Hunter’s new book, “We Can Do This! Sacramento’s Trailblazing Political Women and the Community They Shaped,” released last year, profiles dozens of women who led Sacramento from the 1970s into the 2000s.
The names are locally renowned: Anne Rudin, the city’s first elected female mayor; Kim Mueller, former City Council member and now a federal judge; and Lauren Hammond, the first Black woman elected to the City Council.
Proceeds from the book’s sales benefit the Anne Rudin Scholarship Fund administered by the League of Women Voters of Sacramento. The fund helps young women pursue higher education in public administration and public policy.
“I’d like to inspire younger women to see the possibilities in a positive light for being active in government,” says Hunter, a trailblazer in community relations. “I want these young women to see whose shoulders we stand on and what they had to overcome—impediments to freedom in the ’50s, ’60s and ’70s like not being allowed to have credit on their own, having to co-sign contracts with a man and endless other ways women were disappeared.”
In a series of interviews, Hunter examines what these local women went through to gain footholds—sometimes literally. The cover, painted by Hunter’s great-granddaughter Jasmine Moffett from a photo in the book, depicts Mueller holding a pair of shoes with holes in the soles from countless miles walked during her 1987 City Council campaign.
Hunter traveled countless miles, literally and figuratively, to create her book. The Yuba City native was exposed to politics early when her mother served as president of the League of Women Voters in the late 1950s.
A shy, artistic girl, Hunter attended California College of Arts and Crafts and earned her master’s in printmaking at Sacramento State. Her dream was to be a college art instructor, but when Proposition 13 passed in 1978 and stripped schools of arts funds, she fought an uphill battle to remain employed.
While her white male counterparts landed full-time teaching positions, she struggled to string part-time jobs together.

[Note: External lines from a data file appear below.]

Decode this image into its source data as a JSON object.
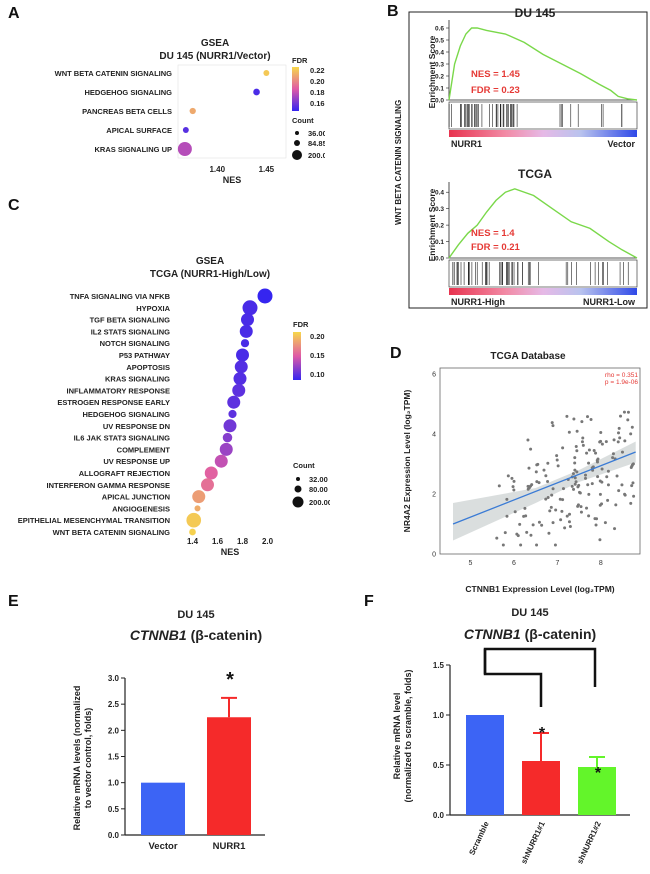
{
  "panels": {
    "A": {
      "label": "A",
      "title1": "GSEA",
      "title2": "DU 145 (NURR1/Vector)",
      "xlabel": "NES",
      "legend_fdr_title": "FDR",
      "legend_fdr_ticks": [
        "0.22",
        "0.20",
        "0.18",
        "0.16"
      ],
      "legend_count_title": "Count",
      "legend_count_values": [
        "36.00",
        "84.85",
        "200.00"
      ]
    },
    "B": {
      "label": "B",
      "side_label": "WNT BETA CATENIN SIGNALING",
      "top": {
        "title": "DU 145",
        "ylabel": "Enrichment Score",
        "nes": "NES = 1.45",
        "fdr": "FDR = 0.23",
        "left_label": "NURR1",
        "right_label": "Vector",
        "yticks": [
          "0.6",
          "0.5",
          "0.4",
          "0.3",
          "0.2",
          "0.1",
          "0.0"
        ]
      },
      "bottom": {
        "title": "TCGA",
        "ylabel": "Enrichment Score",
        "nes": "NES = 1.4",
        "fdr": "FDR = 0.21",
        "left_label": "NURR1-High",
        "right_label": "NURR1-Low",
        "yticks": [
          "0.4",
          "0.3",
          "0.2",
          "0.1",
          "0.0"
        ]
      }
    },
    "C": {
      "label": "C",
      "title1": "GSEA",
      "title2": "TCGA (NURR1-High/Low)",
      "xlabel": "NES",
      "legend_fdr_title": "FDR",
      "legend_fdr_ticks": [
        "0.20",
        "0.15",
        "0.10"
      ],
      "legend_count_title": "Count",
      "legend_count_values": [
        "32.00",
        "80.00",
        "200.00"
      ]
    },
    "D": {
      "label": "D",
      "title": "TCGA Database",
      "xlabel": "CTNNB1 Expression Level (log₂TPM)",
      "ylabel": "NR4A2 Expression Level (log₂TPM)",
      "rho": "rho = 0.351",
      "p": "p = 1.9e-06"
    },
    "E": {
      "label": "E",
      "title1": "DU 145",
      "gene": "CTNNB1",
      "gene_suffix": "(β-catenin)",
      "ylabel1": "Relative mRNA levels (normalized",
      "ylabel2": "to vector control, folds)",
      "star": "*"
    },
    "F": {
      "label": "F",
      "title1": "DU 145",
      "gene": "CTNNB1",
      "gene_suffix": "(β-catenin)",
      "ylabel1": "Relative mRNA level",
      "ylabel2": "(normalized to scramble, folds)",
      "star": "*"
    }
  },
  "chart_data": [
    {
      "type": "scatter",
      "panel": "A",
      "title": "GSEA DU 145 (NURR1/Vector)",
      "xlabel": "NES",
      "xticks": [
        "1.40",
        "1.45"
      ],
      "xlim": [
        1.36,
        1.47
      ],
      "categories": [
        "WNT BETA CATENIN SIGNALING",
        "HEDGEHOG SIGNALING",
        "PANCREAS BETA CELLS",
        "APICAL SURFACE",
        "KRAS SIGNALING UP"
      ],
      "values": [
        1.45,
        1.44,
        1.375,
        1.368,
        1.367
      ],
      "fdr": [
        0.225,
        0.155,
        0.215,
        0.158,
        0.18
      ],
      "count": [
        36,
        45,
        40,
        36,
        200
      ],
      "fdr_range": [
        0.15,
        0.23
      ]
    },
    {
      "type": "scatter",
      "panel": "C",
      "title": "GSEA TCGA (NURR1-High/Low)",
      "xlabel": "NES",
      "xticks": [
        "1.4",
        "1.6",
        "1.8",
        "2.0"
      ],
      "xlim": [
        1.3,
        2.1
      ],
      "categories": [
        "TNFA SIGNALING VIA NFKB",
        "HYPOXIA",
        "TGF BETA SIGNALING",
        "IL2 STAT5 SIGNALING",
        "NOTCH SIGNALING",
        "P53 PATHWAY",
        "APOPTOSIS",
        "KRAS SIGNALING",
        "INFLAMMATORY RESPONSE",
        "ESTROGEN RESPONSE EARLY",
        "HEDGEHOG SIGNALING",
        "UV RESPONSE DN",
        "IL6 JAK STAT3 SIGNALING",
        "COMPLEMENT",
        "UV RESPONSE UP",
        "ALLOGRAFT REJECTION",
        "INTERFERON GAMMA RESPONSE",
        "APICAL JUNCTION",
        "ANGIOGENESIS",
        "EPITHELIAL MESENCHYMAL TRANSITION",
        "WNT BETA CATENIN SIGNALING"
      ],
      "values": [
        1.98,
        1.86,
        1.84,
        1.83,
        1.82,
        1.8,
        1.79,
        1.78,
        1.77,
        1.73,
        1.72,
        1.7,
        1.68,
        1.67,
        1.63,
        1.55,
        1.52,
        1.45,
        1.44,
        1.41,
        1.4
      ],
      "fdr": [
        0.05,
        0.06,
        0.06,
        0.06,
        0.06,
        0.06,
        0.065,
        0.065,
        0.07,
        0.07,
        0.07,
        0.08,
        0.09,
        0.1,
        0.12,
        0.14,
        0.15,
        0.18,
        0.19,
        0.21,
        0.215
      ],
      "count": [
        200,
        200,
        150,
        150,
        60,
        150,
        150,
        150,
        150,
        150,
        60,
        150,
        80,
        150,
        150,
        150,
        150,
        150,
        32,
        190,
        40
      ],
      "fdr_range": [
        0.05,
        0.22
      ]
    },
    {
      "type": "line",
      "panel": "B-top",
      "title": "DU 145",
      "ylabel": "Enrichment Score",
      "ylim": [
        0,
        0.65
      ],
      "x": [
        0,
        0.03,
        0.06,
        0.09,
        0.12,
        0.15,
        0.2,
        0.3,
        0.4,
        0.5,
        0.6,
        0.7,
        0.8,
        0.86,
        0.9,
        0.95,
        1.0
      ],
      "y": [
        0,
        0.3,
        0.45,
        0.55,
        0.6,
        0.6,
        0.58,
        0.55,
        0.48,
        0.38,
        0.3,
        0.22,
        0.13,
        0.08,
        0.03,
        0.01,
        0
      ]
    },
    {
      "type": "line",
      "panel": "B-bottom",
      "title": "TCGA",
      "ylabel": "Enrichment Score",
      "ylim": [
        0,
        0.45
      ],
      "x": [
        0,
        0.05,
        0.1,
        0.15,
        0.2,
        0.25,
        0.3,
        0.35,
        0.45,
        0.55,
        0.65,
        0.75,
        0.85,
        0.92,
        1.0
      ],
      "y": [
        0,
        0.08,
        0.15,
        0.2,
        0.28,
        0.35,
        0.4,
        0.42,
        0.38,
        0.3,
        0.22,
        0.18,
        0.1,
        0.05,
        0
      ]
    },
    {
      "type": "scatter",
      "panel": "D",
      "title": "TCGA Database",
      "xlim": [
        4.3,
        8.9
      ],
      "ylim": [
        0,
        6.2
      ],
      "xticks": [
        5,
        6,
        7,
        8
      ],
      "yticks": [
        0,
        2,
        4,
        6
      ],
      "fit": {
        "x": [
          4.6,
          8.8
        ],
        "y": [
          1.0,
          3.4
        ]
      }
    },
    {
      "type": "bar",
      "panel": "E",
      "categories": [
        "Vector",
        "NURR1"
      ],
      "values": [
        1.0,
        2.25
      ],
      "errors": [
        0,
        0.37
      ],
      "colors": [
        "#3c64f5",
        "#f52a2a"
      ],
      "ylim": [
        0,
        3.0
      ],
      "yticks": [
        "0.0",
        "0.5",
        "1.0",
        "1.5",
        "2.0",
        "2.5",
        "3.0"
      ]
    },
    {
      "type": "bar",
      "panel": "F",
      "categories": [
        "Scramble",
        "shNURR1#1",
        "shNURR1#2"
      ],
      "values": [
        1.0,
        0.54,
        0.48
      ],
      "errors": [
        0,
        0.28,
        0.1
      ],
      "colors": [
        "#3c64f5",
        "#f52a2a",
        "#63f52a"
      ],
      "ylim": [
        0,
        1.5
      ],
      "yticks": [
        "0.0",
        "0.5",
        "1.0",
        "1.5"
      ]
    }
  ]
}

She was “hurt and disappointed,” but Hunter threw her energy into the newly founded Environmental Council of Sacramento. She found her voice as a volunteer lobbyist and spokesperson for the group and was appointed to the Sacramento Planning Commission, which launched her new career.
While on the commission and later as a consultant, she worked to bring Sacramento’s 18-mile light rail starter line into existence.
In what Hunter calls “the heyday” of the late 1970s and early 1980s, she met many fascinating women through her involvement with organizations such as the economic council, American Association of University Women and American Lung Association.
When some of these older intrepid female leaders began to die, Hunter realized something had to be done to preserve their stories.
“There’s not much ink given to women in terms of writing history,” the Arden Arcade resident says. “I wanted to do it.”
Next came a five-year process of interviews, writing and research to capture the stories of Rudin, Lynn Robie, Illa Collin and others, including former mayor Heather Fargo, who wrote the last chapter.
“Having Heather write the final chapter helped it come full circle,” Hunter says. “It communicates to younger women considering being active in local government, ‘Here are resources. Get on planning commissions, local planning boards and committees and work your way up and see if you’re suited for this.’”
To make the book accessible, Hunter has arranged to have copies available through the Sacramento Public Library, Los Rios Community College District and Sacramento County Office of Education, which placed 60 copies in local high school libraries for the next generation of trailblazing women to savor.